To me, regional pronunciations are more fascinating still. In Philadelphia DAD, HAD, SAD, LAD rhyme with each other but not with MAD or BAD. But MAD has the same /a/ sound as MAN, BAN, CAN (meaning tin). In many American dialects, COT and CAUGHT are pronounced the same. Not in mine. PEN and PIN are prononced the same in the South. I'll stop. I could talk about this forever!

CG said...

When I first moved to Australia form England and people invited me for tea, I expected it to be at 4.30 to 5 pm for tea and sandwiches and/or cake, whereas they meant what I would call dinner - a proper full meal.

Chris said...

I listened to the same program but was a little mistified as here in Essex when Iwas litle we had breakfast, lunch and dinner ,Dad worked in London so was not home in the middle of the day.
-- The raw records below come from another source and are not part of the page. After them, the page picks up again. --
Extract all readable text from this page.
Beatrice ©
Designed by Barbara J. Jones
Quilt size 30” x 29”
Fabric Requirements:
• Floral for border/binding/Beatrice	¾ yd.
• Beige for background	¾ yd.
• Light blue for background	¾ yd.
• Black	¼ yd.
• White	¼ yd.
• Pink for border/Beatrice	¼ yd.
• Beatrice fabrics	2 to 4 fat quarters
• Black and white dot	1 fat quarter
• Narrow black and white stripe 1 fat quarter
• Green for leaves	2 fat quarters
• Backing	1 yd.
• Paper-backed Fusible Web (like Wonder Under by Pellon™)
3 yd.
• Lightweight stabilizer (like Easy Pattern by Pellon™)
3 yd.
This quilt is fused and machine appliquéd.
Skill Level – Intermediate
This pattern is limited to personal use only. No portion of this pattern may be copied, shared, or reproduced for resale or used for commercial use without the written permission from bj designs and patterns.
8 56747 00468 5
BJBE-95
Now we have breakfast, dinner and tea as we are both at home. Likewise I had Grandma’s, my mum was nan to my girls and I am a granny to my grandkids, it’s interesting though.

elf said...

Here in the South US we have "creeks" which are anything from streams to baby rivers, but also "cricks" which may be more like brook or a wet-weather creek! A crick generally goes downhill pretty rapidly; one can't imagine a sluggish"crick."

Love your blog.

Bovey Belle said...

I am about to write a blog post on the same subject Pat - some friends have been discussing this over on a tiny private forum and we have had some lovely chats on this subject.

I call it a stream, 'cos I'm a Southerner! Meal-wise - it's breakfast, lunch, tea and if we have something late in the evening, that's supper (though my husband would NEVER eat after the evening meal!)

Elizabeth Yule - I was about to mention the word "shrammed" which dad and I used (he was Devon born and from generations and generations of Devon lineage.) We used "dimpsey" too, for dusk, and my Gloucester friend had "daps" when I had plimsoles and a shop cake with her would be "boughten" (as in not home made!) That's an expression I have taken from her and use.